Cansada de chorar, e sem saber o que fazer, tomou banho, e se preparava para tentar dormir. Ela secava seus cabelos, quando alguma coisa entrou pela janela entreaberta de seu quarto. Não se preocupou tanto, já que seu quarto era no primeiro andar e do jeito que a janela estava, nada muito grande passaria por ela. “Deve ter sido um inseto”, pensou. Ela estava prendendo o cabelo, quando alguma coisa bateu em sua janela.
— Psiu. — Uma pessoa sussurrou pela parte aberta da janela, Ariel queria correr, mas a porta estava trancada, então não daria tempo. Pensou em gritar, porém lembrou que algumas paredes da casa eram a prova de som. — Não precisa ter medo, sou eu, seu vizinho. A gente se viu algumas vezes.
— João? — Quando ela chegou mais perto da janela, pôde ver seu vizinho em pé no telhado, e com parte do rosto na janela. Ela se aproximou e abriu o objeto, deixando ele entrar. Eles haviam se visto poucas vezes, João também era novo na vizinhança, mas nunca passaram do “oi”. — O que está fazendo aqui? São 11 horas da noite.
— Meu Gato…— disse, um pouco ofegante por ter escalado aquela altura. — Eu esqueci a janela do quarto aberta, e vi ele entrando aqui.

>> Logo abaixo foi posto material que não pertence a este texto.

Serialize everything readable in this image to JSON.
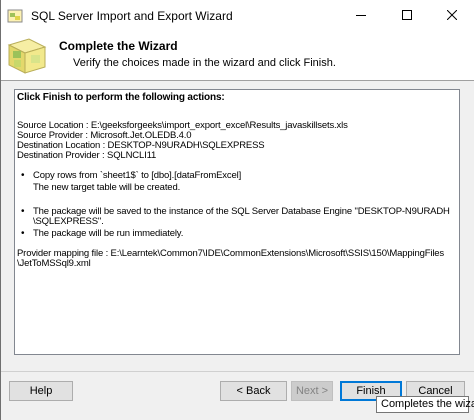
{
  "window": {
    "title": "SQL Server Import and Export Wizard"
  },
  "header": {
    "title": "Complete the Wizard",
    "subtitle": "Verify the choices made in the wizard and click Finish."
  },
  "summary": {
    "heading": "Click Finish to perform the following actions:",
    "source_location": "Source Location : E:\\geeksforgeeks\\import_export_excel\\Results_javaskillsets.xls",
    "source_provider": "Source Provider : Microsoft.Jet.OLEDB.4.0",
    "destination_location": "Destination Location : DESKTOP-N9URADH\\SQLEXPRESS",
    "destination_provider": "Destination Provider : SQLNCLI11",
    "bullets": [
      {
        "symbol": "•",
        "lines": [
          "Copy rows from `sheet1$` to [dbo].[dataFromExcel]",
          "The new target table will be created."
        ]
      },
      {
        "symbol": "•",
        "lines": [
          "The package will be saved to the instance of the SQL Server Database Engine \"DESKTOP-N9URADH",
          "\\SQLEXPRESS\"."
        ]
      },
      {
        "symbol": "•",
        "lines": [
          "The package will be run immediately."
        ]
      }
    ],
    "mapping_file": [
      "Provider mapping file : E:\\Learntek\\Common7\\IDE\\CommonExtensions\\Microsoft\\SSIS\\150\\MappingFiles",
      "\\JetToMSSql9.xml"
    ]
  },
  "buttons": {
    "help": "Help",
    "back": "< Back",
    "next": "Next >",
    "finish": "Finish",
    "cancel": "Cancel"
  },
  "tooltip": "Completes the wizard",
  "colors": {
    "accent": "#0078d7",
    "header_bg": "#ffffff",
    "dialog_bg": "#f0f0f0"
  },
  "icons": {
    "app": "sql-server-wizard-icon",
    "header": "wizard-icon",
    "minimize": "minimize-icon",
    "maximize": "maximize-icon",
    "close": "close-icon"
  }
}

— Ah, eu ouvi alguma coisa entrando, achei que era um inseto. Pode olhar pelo quarto, eu vou me deitar. — Ariel fungou algumas vezes e se deitou na cama, enquanto seu vizinho olhava o quarto.
— Você está bem?— Ele perguntou, enquanto olhava embaixo da cama. — Não muito.

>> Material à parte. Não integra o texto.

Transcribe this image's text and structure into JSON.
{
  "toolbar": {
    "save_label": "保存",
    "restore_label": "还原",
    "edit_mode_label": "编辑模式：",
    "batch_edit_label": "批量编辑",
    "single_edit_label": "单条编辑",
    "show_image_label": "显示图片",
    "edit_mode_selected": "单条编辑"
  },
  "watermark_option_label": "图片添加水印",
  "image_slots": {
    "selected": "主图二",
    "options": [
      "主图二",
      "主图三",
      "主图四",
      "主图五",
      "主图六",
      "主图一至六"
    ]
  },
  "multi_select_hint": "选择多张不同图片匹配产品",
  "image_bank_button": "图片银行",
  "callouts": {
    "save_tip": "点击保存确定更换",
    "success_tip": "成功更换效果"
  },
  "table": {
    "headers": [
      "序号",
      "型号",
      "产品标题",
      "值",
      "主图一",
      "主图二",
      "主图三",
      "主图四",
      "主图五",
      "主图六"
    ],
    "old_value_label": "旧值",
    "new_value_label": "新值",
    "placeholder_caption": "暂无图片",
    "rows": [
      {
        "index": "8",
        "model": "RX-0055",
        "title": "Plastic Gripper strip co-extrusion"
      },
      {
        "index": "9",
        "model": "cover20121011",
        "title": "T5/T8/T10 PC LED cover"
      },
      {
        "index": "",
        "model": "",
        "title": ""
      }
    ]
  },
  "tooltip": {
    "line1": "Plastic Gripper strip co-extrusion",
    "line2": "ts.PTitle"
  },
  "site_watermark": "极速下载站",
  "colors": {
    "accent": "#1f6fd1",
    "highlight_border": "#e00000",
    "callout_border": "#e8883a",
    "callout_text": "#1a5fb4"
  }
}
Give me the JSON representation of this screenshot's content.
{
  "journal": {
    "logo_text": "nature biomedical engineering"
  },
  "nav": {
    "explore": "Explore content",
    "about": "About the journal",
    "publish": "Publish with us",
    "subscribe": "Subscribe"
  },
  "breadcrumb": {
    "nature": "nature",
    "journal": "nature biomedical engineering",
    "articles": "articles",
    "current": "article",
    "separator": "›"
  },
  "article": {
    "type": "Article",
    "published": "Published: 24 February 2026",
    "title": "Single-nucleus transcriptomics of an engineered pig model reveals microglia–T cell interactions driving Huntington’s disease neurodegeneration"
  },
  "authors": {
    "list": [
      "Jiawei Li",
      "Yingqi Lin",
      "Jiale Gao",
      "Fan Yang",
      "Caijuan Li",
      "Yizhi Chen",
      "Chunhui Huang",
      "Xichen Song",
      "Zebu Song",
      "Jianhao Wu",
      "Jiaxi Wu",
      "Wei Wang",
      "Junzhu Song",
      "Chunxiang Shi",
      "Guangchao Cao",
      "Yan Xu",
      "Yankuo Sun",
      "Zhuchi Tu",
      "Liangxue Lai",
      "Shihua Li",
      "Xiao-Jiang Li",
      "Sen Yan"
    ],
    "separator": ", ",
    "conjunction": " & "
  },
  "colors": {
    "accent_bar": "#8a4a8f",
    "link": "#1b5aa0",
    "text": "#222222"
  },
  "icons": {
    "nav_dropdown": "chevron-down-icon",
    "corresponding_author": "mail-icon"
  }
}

— Vai apresentar Peter Pan? — disse o garoto, pegando o roteiro que tinha caído no chão.
— Não.
— Por isso que ‘tá triste? Você atua mal? — Ariel levantou a cabeça, e encarou o garoto seriamente.
— Sim, é por isso que eu ‘tô triste. É lógico que eu não atuo mal, passei no teste, mas eles não querem que eu faça a Wendy.
— Por quê?
— Por qual motivo você quer saber? — João era um ano mais novo que ela. Seus pais viviam viajando, então ele nunca conseguia fazer amizades. Dessa vez, eles iriam ficar naquele bairro, então não custava nada aproveitar a situação para tentar fazer amizade com Ariel.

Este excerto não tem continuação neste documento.